As the National Commission for Data Protection (CNIL) indicates, even in private mode, sites can collect information via cookies (small files that record your preferences and online activities) or techniques FingerPrintingwhich make it possible to identify a user in a unique way by analyzing the technical characteristics of his browser.

Private mode has many limits

Studies confirm the technical limits of the private mode. Traces remain despite the closure of the session, in contradiction with what the documentation of the browser claims. An analysis on Android revealed that the RAM keeps sensitive data: keywords, identifiers, cookies, recoverable even after restart.

Private mode does not block advertising cookies, it simply removes them at the end of the session. When you come back to a site in a new private session, it does not “remember” the previous choices: it is therefore often necessary to redefine your preferences (accept or refuse cookies). Banners of consent to cookies, well known to European Internet users since the entry into force of the General Data Protection Regulation (GDPR) and the EPRIVACY Directive, therefore systematically reappear. The fatigue of consent pushes many Internet users to accept everything without reading.

In France, 65 % of Internet users systematically accept cookies, despite better information on the subject in recent years. However, Internet users are aware of the risks linked to their online privacy, but do not systematically act, often for lack of knowledge or confidence in the available tools. Some sites even hide the “refuse” option to influence you: a well -designed panel can halve acceptance by half.

What alternatives to really protect yourself?

Private mode is not enough to guarantee anonymity online. To better protect your privacy, several tools must be combined.

A VPN (Virtual Private Network Or virtual private network, in French) creates a secure tunnel between your device and the Internet, allowing to navigate more confidentially by encrypting your data and masking your IP address. In 2024, 19 % of French VPN users wish above all to hide their activity, and 15 % protect their communications.

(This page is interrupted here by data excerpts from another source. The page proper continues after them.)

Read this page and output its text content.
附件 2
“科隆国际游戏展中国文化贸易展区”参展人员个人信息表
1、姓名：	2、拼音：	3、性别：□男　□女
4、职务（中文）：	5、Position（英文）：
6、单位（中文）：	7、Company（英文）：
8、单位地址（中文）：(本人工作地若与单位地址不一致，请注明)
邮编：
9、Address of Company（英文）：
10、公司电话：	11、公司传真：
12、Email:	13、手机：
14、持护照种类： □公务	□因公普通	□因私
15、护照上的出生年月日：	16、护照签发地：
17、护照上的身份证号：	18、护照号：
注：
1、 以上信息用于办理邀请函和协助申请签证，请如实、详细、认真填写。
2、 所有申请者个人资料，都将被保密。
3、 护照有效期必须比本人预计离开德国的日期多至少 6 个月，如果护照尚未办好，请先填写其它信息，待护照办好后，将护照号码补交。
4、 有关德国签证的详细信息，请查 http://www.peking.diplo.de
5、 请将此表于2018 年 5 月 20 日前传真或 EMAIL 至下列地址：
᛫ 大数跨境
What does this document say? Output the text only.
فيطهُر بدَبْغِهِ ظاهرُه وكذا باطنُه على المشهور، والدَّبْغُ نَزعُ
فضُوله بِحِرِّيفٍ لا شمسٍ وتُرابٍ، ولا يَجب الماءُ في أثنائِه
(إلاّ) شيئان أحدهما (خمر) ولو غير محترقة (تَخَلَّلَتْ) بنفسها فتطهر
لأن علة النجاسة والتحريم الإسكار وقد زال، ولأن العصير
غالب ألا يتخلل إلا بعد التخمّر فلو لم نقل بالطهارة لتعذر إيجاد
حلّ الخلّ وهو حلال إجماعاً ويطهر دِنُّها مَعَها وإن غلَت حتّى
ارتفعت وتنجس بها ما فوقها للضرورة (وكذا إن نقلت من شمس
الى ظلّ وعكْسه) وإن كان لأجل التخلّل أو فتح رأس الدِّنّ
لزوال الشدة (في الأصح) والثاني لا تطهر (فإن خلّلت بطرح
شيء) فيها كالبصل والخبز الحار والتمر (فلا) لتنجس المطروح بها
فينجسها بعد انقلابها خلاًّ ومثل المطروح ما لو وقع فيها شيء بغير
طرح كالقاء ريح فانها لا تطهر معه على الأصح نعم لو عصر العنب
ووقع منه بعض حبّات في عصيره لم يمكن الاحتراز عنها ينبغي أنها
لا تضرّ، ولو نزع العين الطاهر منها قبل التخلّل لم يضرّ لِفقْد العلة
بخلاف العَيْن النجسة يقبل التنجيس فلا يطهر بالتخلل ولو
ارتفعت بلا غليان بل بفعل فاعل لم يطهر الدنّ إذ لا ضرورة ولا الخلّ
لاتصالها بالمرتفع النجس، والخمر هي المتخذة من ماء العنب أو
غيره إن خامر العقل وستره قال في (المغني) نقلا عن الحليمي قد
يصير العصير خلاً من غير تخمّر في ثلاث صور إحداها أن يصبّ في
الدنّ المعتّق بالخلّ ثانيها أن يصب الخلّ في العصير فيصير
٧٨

A navigator like Tor goes further: it bounces your requests via Several relays to completely hide your identity. It is the favorite tool for journalists or activists, but its slowness can discourage daily use. Alternatives like Brave or Firefox Focus offer reinforced modes against trackers, while extensions like Ublock Origin or Privacy Badger effectively block pubs and trackers. These extensions are compatible with the main browsers such as Chrome, Firefox, Edge, Opera and Brave.

It is also essential to adopt digital hygiene: manage cookies, limit authorizations, prefer engines like DuckduckGo (which do not store your research, do not automatically profile and block many trackers) and avoid centralizing your data on a single account. Online, real confidentiality is based on a global, proactive and enlightened approach.